Today's Terrorist Attack Doesn't Show that Foreign-Born Attackers Are a Major Threat
It was lower during Biden's administration
Mohamed Bailor Jalloh murdered one person and injured two others in a terrorist attack yesterday at Old Dominion University in Virginia. I immediately knew that Jalloh’s attack was motivated by Islamism because I knew of him from my earlier research on foreign-born terrorism. I listed Jalloh in my 2025 policy analysis on foreign-born terrorism as convicted of planning an attack in 2016 (see appendix), which he did as a naturalized immigrant from Sierra Leone. He was released from jail and then committed his recent attack in Virginia.
Jalloh’s dastardly attack is one of five deadly foreign-born terrorist attacks during the second Trump administration that have killed a total of eight people. Six of them were victims of foreign-born terrorists motivated by Islamism, two by a right-wing terrorist who killed his parents to steal money to pursue his plot to assassinate President Trump to start a white supremacist ethnostate. In comparison, a single foreign-born terrorist killed one person during the Biden administration, and he was motivated by Chinese nationalism.
Figure 1 shows the number of victims of foreign-born terrorism. It’s easy for the number of victims to vary so much over just a few years when there are so few. The number of victims of foreign-born terrorism in 2025 was the highest since 2017, when Trump was also in office, but just 0.03 percent of homicides last year were committed by foreign-born terrorists in attacks. The annual chance of being murdered in a foreign-born terrorist attack during the second Trump administration is about one in 85 million per year, about 16 times higher than during the Biden administration so far, which was about one in 1.3 billion per year. Regardless, it’s a tiny risk even though fewer people were murdered in foreign-born terror attacks during Biden’s presidency than any other president since Gerald Ford and likely even earlier.
Over 85 percent of all people killed by terrorists in attacks on US soil were killed by foreign-born terrorists since 1975. The 9/11 attacks account for 83 percent of those victims because they were the deadliest terrorist attacks in world history by a factor of nine.[i] Things have changed since 9/11, which occurred smack dab in the middle of my dataset.

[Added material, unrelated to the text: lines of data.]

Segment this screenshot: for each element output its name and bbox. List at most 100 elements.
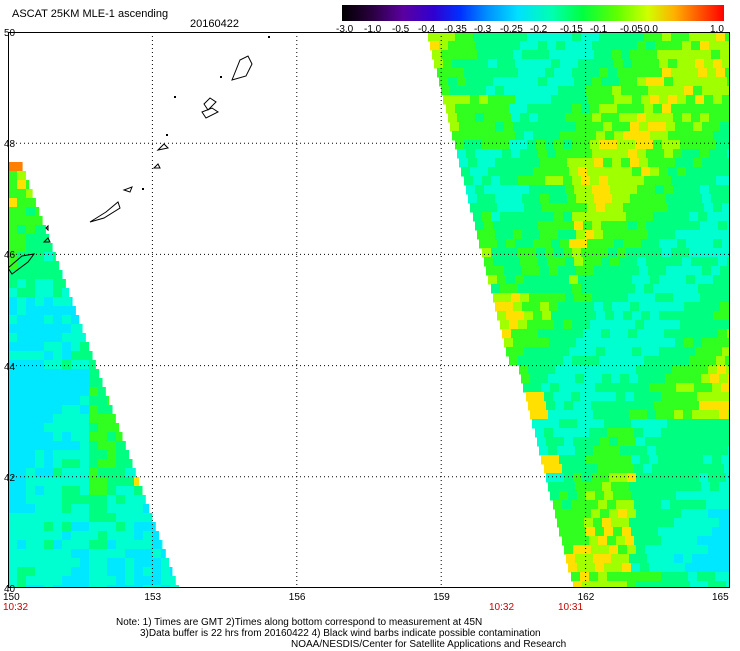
swath-cell — [536, 356, 546, 366]
swath-cell — [477, 158, 487, 168]
swath-cell — [659, 275, 669, 285]
swath-cell — [497, 203, 507, 213]
swath-cell — [587, 167, 597, 177]
swath-cell — [527, 68, 537, 78]
swath-cell — [62, 432, 72, 442]
swath-cell — [547, 41, 557, 51]
swath-cell — [116, 441, 126, 451]
swath-cell — [571, 392, 581, 402]
swath-cell — [682, 257, 692, 267]
swath-cell — [703, 527, 713, 537]
swath-cell — [719, 482, 729, 492]
swath-cell — [603, 266, 613, 276]
swath-cell — [17, 477, 27, 487]
swath-cell — [650, 239, 660, 249]
swath-cell — [721, 563, 730, 573]
swath-cell — [632, 311, 642, 321]
swath-cell — [598, 536, 608, 546]
swath-cell — [461, 167, 471, 177]
swath-cell — [26, 189, 33, 199]
swath-cell — [635, 356, 645, 366]
swath-cell — [709, 41, 719, 51]
swath-cell — [631, 563, 641, 573]
swath-cell — [657, 302, 667, 312]
swath-cell — [524, 203, 534, 213]
swath-cell — [603, 158, 613, 168]
longitude-label: 159 — [433, 592, 450, 603]
swath-cell — [718, 113, 728, 123]
swath-cell — [563, 248, 573, 258]
swath-cell — [685, 527, 695, 537]
swath-cell — [666, 194, 676, 204]
swath-cell — [685, 455, 695, 465]
swath-cell — [567, 230, 577, 240]
swath-cell — [587, 239, 597, 249]
swath-cell — [673, 41, 683, 51]
swath-cell — [143, 585, 153, 588]
swath-cell — [697, 536, 707, 546]
swath-cell — [707, 140, 717, 150]
swath-cell — [618, 581, 628, 588]
swath-cell — [513, 158, 523, 168]
swath-cell — [623, 59, 633, 69]
swath-cell — [621, 158, 631, 168]
swath-cell — [44, 324, 54, 334]
swath-cell — [602, 482, 612, 492]
swath-cell — [629, 446, 639, 456]
swath-cell — [718, 41, 728, 51]
swath-cell — [509, 140, 519, 150]
swath-cell — [531, 230, 541, 240]
swath-cell — [44, 414, 54, 424]
swath-cell — [617, 212, 627, 222]
swath-cell — [35, 531, 45, 541]
swath-cell — [8, 522, 18, 532]
swath-cell — [634, 392, 644, 402]
swath-cell — [563, 284, 573, 294]
swath-cell — [665, 446, 675, 456]
swath-cell — [640, 455, 650, 465]
swath-cell — [560, 311, 570, 321]
swath-cell — [89, 522, 99, 532]
swath-cell — [53, 261, 60, 271]
swath-cell — [506, 95, 516, 105]
swath-cell — [672, 437, 682, 447]
swath-cell — [601, 113, 611, 123]
swath-cell — [557, 446, 567, 456]
swath-cell — [170, 567, 173, 577]
swath-cell — [551, 239, 561, 249]
swath-cell — [62, 387, 72, 397]
swath-cell — [638, 482, 648, 492]
swath-cell — [44, 405, 54, 415]
swath-cell — [635, 284, 645, 294]
swath-cell — [688, 572, 698, 582]
swath-cell — [580, 572, 590, 582]
swath-cell — [62, 522, 72, 532]
swath-cell — [8, 549, 18, 559]
swath-cell — [691, 293, 701, 303]
swath-cell — [546, 473, 556, 483]
swath-cell — [544, 428, 554, 438]
swath-cell — [622, 563, 632, 573]
swath-cell — [80, 495, 90, 505]
swath-cell — [44, 585, 54, 588]
swath-cell — [26, 261, 36, 271]
swath-cell — [89, 549, 99, 559]
swath-cell — [700, 221, 710, 231]
swath-cell — [80, 441, 90, 451]
swath-cell — [537, 437, 547, 447]
swath-cell — [709, 329, 719, 339]
swath-cell — [682, 113, 692, 123]
swath-cell — [591, 581, 601, 588]
swath-cell — [618, 473, 628, 483]
swath-cell — [545, 32, 555, 42]
swath-cell — [441, 86, 451, 96]
swath-cell — [71, 513, 81, 523]
swath-cell — [98, 585, 108, 588]
swath-cell — [607, 572, 617, 582]
swath-cell — [125, 486, 135, 496]
swath-cell — [584, 410, 594, 420]
swath-cell — [727, 221, 730, 231]
swath-cell — [600, 581, 610, 588]
swath-cell — [627, 365, 637, 375]
swath-cell — [585, 194, 595, 204]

More people have been killed in terrorist attacks committed by native-born Americans since 9/11 than by foreign-born terrorists, and it’s not close (Table 1). Native-born terrorists murdered 6.3 people in attacks for every one person murdered by a foreign-born terrorist. Of the 335 people murdered in terrorist attacks on US soil since September 12, 2001, 289 were murdered by native-born Americans and 46 by foreign-born attackers. The share of victims in foreign-born attacks is 13.7 percent, almost exactly their average share of the US population since 2001.
What does all this mean? Jalloh didn’t survive his attack, but terrorists who do should be prosecuted and punished to the fullest extent of the law. Keeping foreign-born terrorists out of the United States is a legitimate function of government that nobody disputes. But the data are clear that foreign-born terrorism is a tiny risk, even during the periods when it is most elevated, and each attack is committed by a handful of ideologically motivated killers who are wildly unrepresentative of the tens of millions of foreign-born people living peacefully in this country. Punishing innocent immigrants and people abroad who want to come to this country, launching more foreign wars, or stripping Americans of civil liberties in response to attacks this rare would be an expensive overreaction that would cost far more than any benefits.
[i] If you count the 10/7 attack in Israel as a terrorist attack, then 9/11 was two-and-a-half times deadlier than the next deadliest attack, but some don’t count Hamas’ attack because Hamas was the government of Gaza and therefore their attack is not terrorism by definition. Brutal, regardless of how you classify it, but plausibly not terrorism.